I consider myself a disciple of Jesus and disciples do what their master's do and they behave like their master's behave. Disciples are learning to be like their masters. Am I learning to be like Jesus? Really am I?

Are you?

Think about it…

O Jesus in this account Stephen is called 'a man full of the Holy Spirit' (7:55). I pray that I too am known as a man full of the Holy Spirit and that in my life people see reflections of You. In Your name, Jesus, I pray. Amen.

 

Tuesday, August 14: Acts 5- Ananias and Sapphire .

There is no doubt that the account of Ananias and Sapphire is a strange story. Why would Luke under the inspiration of God include this story in the New Testament? I don't know the mind of the Lord... still there is much in this passage.

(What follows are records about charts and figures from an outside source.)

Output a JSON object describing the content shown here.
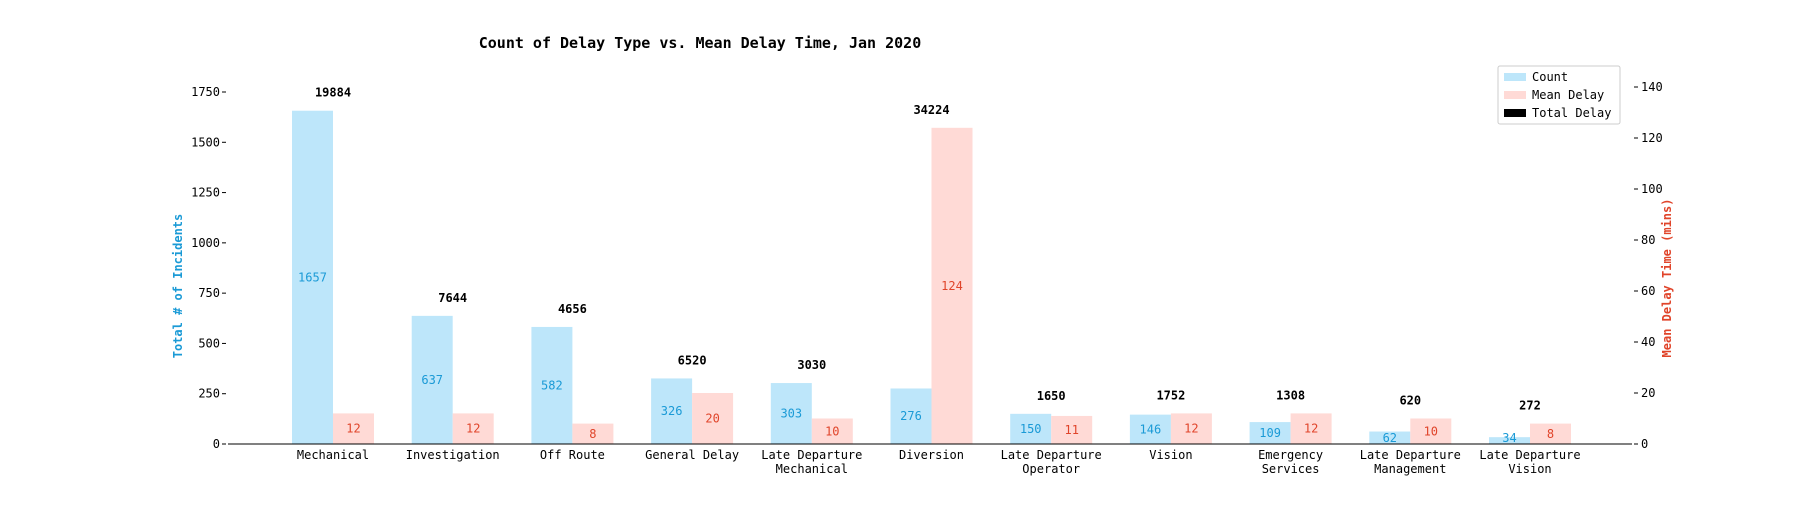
{
  "chart_data": {
    "type": "bar",
    "title": "Count of Delay Type vs. Mean Delay Time, Jan 2020",
    "ylabel_left": "Total # of Incidents",
    "ylabel_right": "Mean Delay Time (mins)",
    "ylim_left": [
      0,
      1750
    ],
    "ylim_right": [
      0,
      140
    ],
    "yticks_left": [
      0,
      250,
      500,
      750,
      1000,
      1250,
      1500,
      1750
    ],
    "yticks_right": [
      0,
      20,
      40,
      60,
      80,
      100,
      120,
      140
    ],
    "categories": [
      [
        "Mechanical"
      ],
      [
        "Investigation"
      ],
      [
        "Off Route"
      ],
      [
        "General Delay"
      ],
      [
        "Late Departure",
        "Mechanical"
      ],
      [
        "Diversion"
      ],
      [
        "Late Departure",
        "Operator"
      ],
      [
        "Vision"
      ],
      [
        "Emergency",
        "Services"
      ],
      [
        "Late Departure",
        "Management"
      ],
      [
        "Late Departure",
        "Vision"
      ]
    ],
    "series": [
      {
        "name": "Count",
        "axis": "left",
        "color": "#bde6fa",
        "label_color": "#1a9ad6",
        "values": [
          1657,
          637,
          582,
          326,
          303,
          276,
          150,
          146,
          109,
          62,
          34
        ]
      },
      {
        "name": "Mean Delay",
        "axis": "right",
        "color": "#ffdad6",
        "label_color": "#e0442a",
        "values": [
          12,
          12,
          8,
          20,
          10,
          124,
          11,
          12,
          12,
          10,
          8
        ]
      }
    ],
    "total_delay": {
      "name": "Total Delay",
      "color": "#000000",
      "values": [
        19884,
        7644,
        4656,
        6520,
        3030,
        34224,
        1650,
        1752,
        1308,
        620,
        272
      ]
    },
    "legend_position": "top-right",
    "grid": false,
    "axis_colors": {
      "left": "#1a9ad6",
      "right": "#e0442a"
    }
  }
}
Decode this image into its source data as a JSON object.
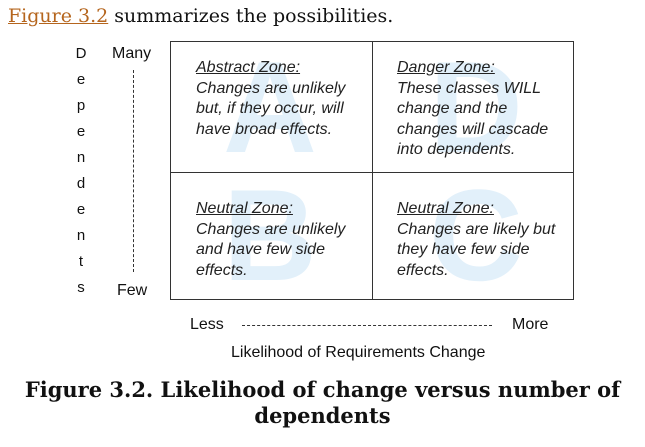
{
  "intro": {
    "link": "Figure 3.2",
    "rest": " summarizes the possibilities."
  },
  "figure": {
    "y_axis": {
      "label_letters": [
        "D",
        "e",
        "p",
        "e",
        "n",
        "d",
        "e",
        "n",
        "t",
        "s"
      ],
      "top": "Many",
      "bottom": "Few"
    },
    "x_axis": {
      "left": "Less",
      "right": "More",
      "label": "Likelihood of Requirements Change"
    },
    "watermark": [
      "A",
      "D",
      "B",
      "C"
    ],
    "quadrants": [
      {
        "zone": "Abstract Zone:",
        "lines": [
          "Changes are unlikely",
          "but, if they occur, will",
          "have broad effects."
        ]
      },
      {
        "zone": "Danger Zone:",
        "lines": [
          "These classes WILL",
          "change and the",
          "changes will cascade",
          "into dependents."
        ]
      },
      {
        "zone": "Neutral Zone:",
        "lines": [
          "Changes are unlikely",
          "and have few side",
          "effects."
        ]
      },
      {
        "zone": "Neutral Zone:",
        "lines": [
          "Changes are likely but",
          "they have few side",
          "effects."
        ]
      }
    ]
  },
  "caption": {
    "line1": "Figure 3.2. Likelihood of change versus number of",
    "line2": "dependents"
  }
}
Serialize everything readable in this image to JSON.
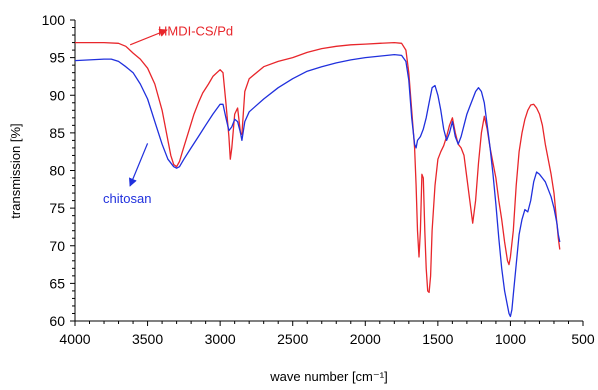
{
  "chart_data": {
    "type": "line",
    "xlabel": "wave number [cm⁻¹]",
    "ylabel": "transmission [%]",
    "xlim": [
      4000,
      500
    ],
    "ylim": [
      60,
      100
    ],
    "x_ticks": [
      4000,
      3500,
      3000,
      2500,
      2000,
      1500,
      1000,
      500
    ],
    "y_ticks": [
      60,
      65,
      70,
      75,
      80,
      85,
      90,
      95,
      100
    ],
    "x_tick_labels": [
      "4000",
      "3500",
      "3000",
      "2500",
      "2000",
      "1500",
      "1000",
      "500"
    ],
    "y_tick_labels": [
      "60",
      "65",
      "70",
      "75",
      "80",
      "85",
      "90",
      "95",
      "100"
    ],
    "grid": false,
    "annotations": [
      {
        "text": "HMDI-CS/Pd",
        "color": "#e8262b",
        "arrow_to": [
          3620,
          96.7
        ]
      },
      {
        "text": "chitosan",
        "color": "#2030dd",
        "arrow_to": [
          3500,
          83.6
        ]
      }
    ],
    "series": [
      {
        "name": "HMDI-CS/Pd",
        "color": "#e8262b",
        "points": [
          [
            4000,
            97.0
          ],
          [
            3900,
            97.0
          ],
          [
            3800,
            97.0
          ],
          [
            3700,
            96.9
          ],
          [
            3650,
            96.5
          ],
          [
            3600,
            95.6
          ],
          [
            3550,
            94.8
          ],
          [
            3500,
            93.6
          ],
          [
            3450,
            91.5
          ],
          [
            3400,
            88.0
          ],
          [
            3380,
            86.0
          ],
          [
            3360,
            84.0
          ],
          [
            3340,
            82.0
          ],
          [
            3320,
            80.8
          ],
          [
            3300,
            80.5
          ],
          [
            3280,
            81.2
          ],
          [
            3260,
            82.5
          ],
          [
            3220,
            85.0
          ],
          [
            3180,
            87.5
          ],
          [
            3150,
            89.0
          ],
          [
            3120,
            90.3
          ],
          [
            3080,
            91.5
          ],
          [
            3050,
            92.5
          ],
          [
            3000,
            93.4
          ],
          [
            2980,
            93.0
          ],
          [
            2960,
            89.0
          ],
          [
            2940,
            84.5
          ],
          [
            2930,
            81.5
          ],
          [
            2920,
            83.0
          ],
          [
            2900,
            87.5
          ],
          [
            2880,
            88.3
          ],
          [
            2860,
            85.0
          ],
          [
            2850,
            84.8
          ],
          [
            2830,
            90.5
          ],
          [
            2800,
            92.2
          ],
          [
            2700,
            93.8
          ],
          [
            2600,
            94.5
          ],
          [
            2500,
            95.0
          ],
          [
            2400,
            95.7
          ],
          [
            2300,
            96.2
          ],
          [
            2200,
            96.5
          ],
          [
            2100,
            96.7
          ],
          [
            2000,
            96.8
          ],
          [
            1900,
            96.9
          ],
          [
            1800,
            97.0
          ],
          [
            1750,
            96.9
          ],
          [
            1720,
            96.0
          ],
          [
            1700,
            93.0
          ],
          [
            1680,
            88.0
          ],
          [
            1660,
            83.0
          ],
          [
            1650,
            78.0
          ],
          [
            1640,
            72.0
          ],
          [
            1630,
            68.5
          ],
          [
            1620,
            72.0
          ],
          [
            1610,
            79.5
          ],
          [
            1600,
            79.0
          ],
          [
            1590,
            72.0
          ],
          [
            1580,
            67.0
          ],
          [
            1570,
            64.0
          ],
          [
            1560,
            63.8
          ],
          [
            1550,
            66.0
          ],
          [
            1540,
            72.0
          ],
          [
            1520,
            78.0
          ],
          [
            1500,
            81.5
          ],
          [
            1480,
            82.5
          ],
          [
            1460,
            83.3
          ],
          [
            1440,
            84.5
          ],
          [
            1420,
            86.0
          ],
          [
            1400,
            87.0
          ],
          [
            1380,
            85.0
          ],
          [
            1360,
            83.5
          ],
          [
            1340,
            83.0
          ],
          [
            1320,
            82.0
          ],
          [
            1300,
            79.0
          ],
          [
            1280,
            76.0
          ],
          [
            1260,
            73.0
          ],
          [
            1240,
            76.0
          ],
          [
            1220,
            81.0
          ],
          [
            1200,
            85.0
          ],
          [
            1180,
            87.2
          ],
          [
            1160,
            85.5
          ],
          [
            1140,
            83.0
          ],
          [
            1120,
            81.0
          ],
          [
            1100,
            79.0
          ],
          [
            1080,
            76.0
          ],
          [
            1060,
            73.5
          ],
          [
            1040,
            70.5
          ],
          [
            1020,
            68.0
          ],
          [
            1010,
            67.5
          ],
          [
            1000,
            68.5
          ],
          [
            980,
            72.0
          ],
          [
            960,
            78.0
          ],
          [
            940,
            82.5
          ],
          [
            920,
            85.0
          ],
          [
            900,
            86.8
          ],
          [
            880,
            88.0
          ],
          [
            860,
            88.7
          ],
          [
            840,
            88.8
          ],
          [
            820,
            88.3
          ],
          [
            800,
            87.5
          ],
          [
            780,
            86.0
          ],
          [
            760,
            83.5
          ],
          [
            740,
            81.5
          ],
          [
            720,
            79.5
          ],
          [
            700,
            77.0
          ],
          [
            690,
            75.0
          ],
          [
            680,
            73.0
          ],
          [
            670,
            71.0
          ],
          [
            660,
            69.5
          ]
        ]
      },
      {
        "name": "chitosan",
        "color": "#2030dd",
        "points": [
          [
            4000,
            94.6
          ],
          [
            3900,
            94.7
          ],
          [
            3800,
            94.8
          ],
          [
            3750,
            94.8
          ],
          [
            3700,
            94.5
          ],
          [
            3650,
            93.8
          ],
          [
            3600,
            93.0
          ],
          [
            3550,
            91.5
          ],
          [
            3500,
            89.5
          ],
          [
            3450,
            86.5
          ],
          [
            3400,
            83.5
          ],
          [
            3360,
            81.5
          ],
          [
            3320,
            80.5
          ],
          [
            3300,
            80.3
          ],
          [
            3280,
            80.5
          ],
          [
            3250,
            81.5
          ],
          [
            3200,
            83.0
          ],
          [
            3150,
            84.5
          ],
          [
            3100,
            86.0
          ],
          [
            3050,
            87.5
          ],
          [
            3000,
            88.8
          ],
          [
            2980,
            88.8
          ],
          [
            2960,
            87.0
          ],
          [
            2940,
            85.3
          ],
          [
            2920,
            85.8
          ],
          [
            2900,
            86.8
          ],
          [
            2880,
            86.5
          ],
          [
            2860,
            85.0
          ],
          [
            2850,
            84.0
          ],
          [
            2830,
            86.5
          ],
          [
            2800,
            87.8
          ],
          [
            2700,
            89.5
          ],
          [
            2600,
            91.0
          ],
          [
            2500,
            92.2
          ],
          [
            2400,
            93.2
          ],
          [
            2300,
            93.8
          ],
          [
            2200,
            94.3
          ],
          [
            2100,
            94.7
          ],
          [
            2000,
            95.0
          ],
          [
            1900,
            95.2
          ],
          [
            1800,
            95.4
          ],
          [
            1750,
            95.3
          ],
          [
            1720,
            94.5
          ],
          [
            1700,
            92.0
          ],
          [
            1680,
            87.0
          ],
          [
            1660,
            83.5
          ],
          [
            1650,
            83.0
          ],
          [
            1640,
            84.0
          ],
          [
            1620,
            84.5
          ],
          [
            1600,
            85.5
          ],
          [
            1580,
            87.0
          ],
          [
            1560,
            89.0
          ],
          [
            1540,
            91.0
          ],
          [
            1520,
            91.3
          ],
          [
            1500,
            90.0
          ],
          [
            1480,
            88.0
          ],
          [
            1460,
            85.5
          ],
          [
            1440,
            84.0
          ],
          [
            1420,
            85.0
          ],
          [
            1400,
            86.5
          ],
          [
            1380,
            84.5
          ],
          [
            1360,
            83.5
          ],
          [
            1340,
            84.5
          ],
          [
            1320,
            86.0
          ],
          [
            1300,
            87.5
          ],
          [
            1280,
            88.5
          ],
          [
            1260,
            89.5
          ],
          [
            1240,
            90.5
          ],
          [
            1220,
            91.0
          ],
          [
            1200,
            90.5
          ],
          [
            1180,
            89.0
          ],
          [
            1160,
            86.0
          ],
          [
            1140,
            83.0
          ],
          [
            1120,
            79.5
          ],
          [
            1100,
            75.5
          ],
          [
            1080,
            71.0
          ],
          [
            1060,
            67.0
          ],
          [
            1040,
            64.0
          ],
          [
            1020,
            62.0
          ],
          [
            1010,
            61.0
          ],
          [
            1000,
            60.6
          ],
          [
            990,
            61.5
          ],
          [
            980,
            63.5
          ],
          [
            960,
            67.5
          ],
          [
            940,
            71.5
          ],
          [
            920,
            73.5
          ],
          [
            900,
            74.8
          ],
          [
            880,
            74.5
          ],
          [
            860,
            76.0
          ],
          [
            840,
            78.5
          ],
          [
            820,
            79.8
          ],
          [
            800,
            79.5
          ],
          [
            780,
            79.0
          ],
          [
            760,
            78.5
          ],
          [
            740,
            77.5
          ],
          [
            720,
            76.5
          ],
          [
            700,
            75.0
          ],
          [
            680,
            73.0
          ],
          [
            670,
            71.5
          ],
          [
            660,
            70.5
          ]
        ]
      }
    ]
  }
}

For starters, I turn to the end, to see what message Luke is sending through this account. Verse 11 is the wrap-up. Great fear seized the whole church and all who heard about these events. Whatever I learn from this passage, one thing is for certain, God is to be feared. God is supreme.

We talk about how God knows everything. For Ananias and Sapphire this is no longer an abstract truth. They found out the hard way, when they lied to the church and to God.

Already my thoughts are percolating... since God knows everything, God knows when I have lied, taken credit for things I don't deserve, and tried to hide bad things I have done. Their fate could have been mine! A measure of fear sets in...

I wonder what it must have been like for Peter to be given the revelation and then watched those two from the flock drop dead? One thing I respect with Peter is his honesty in delivering the word God had given him. At least for me confronting others does not come easily. And I have never had such a dire word!

I circle back to the fear of God. Do I give God the honor reserved only for God? Have I become so 'familiar' with God that I have lost appropriate 'fear' of God?

This account stirs up yearning in me... yearnings to know God more and more fully as live marches on.

I sit quietly before You Lord. Show Yourself to me... I pray in Jesus name. Amen.

 

Monday, August 13: Acts 4- Barnabas.

Nicknames don't always define who we are. Sometimes they grow out of an incident in our lives. I love giving my family members nicknames, which change over time.

Other times nicknames do express an aspect of who we are, like William the Conqueror, the first Norman king of England 1066.

I love the nickname given to Joseph, the Levite from Cyprus. According to verse 36 the apostles called him Barnabas, which means son of encouragement. What a great nickname. And he certainly lived up to that name. In verse 36 he is giving money to support people in need in the church. In a little while he will come alongside of Saul (Paul) and work with him on his first missionary journey (chapter 13). Later he gives Mark a second chance after he bailed on Barnabas and Paul during the first missionary journey (15:36). Only the Lord knows if there were others he encouraged along the way.

Paul and Mark are important figures in the early church. Together they wrote about 30% of the New Testament. As I think about this I wonder if we would have had Paul and Mark without Barnabas first encouraging them to walk in their faith???

I'll never know the answer to this question. Still it causes me to ask if I am encouraging younger members of the faith. Am I a Barnabas for others? Are you?

I know that my faith has been strengthened because of the encouragement of others. Karl, Harry, and Jeff are 3 men who have been a Barnabas for me at important times in my life.

Lord, please point out to me some men for whom I can be a Barnabas. I pray in Jesus name. Amen.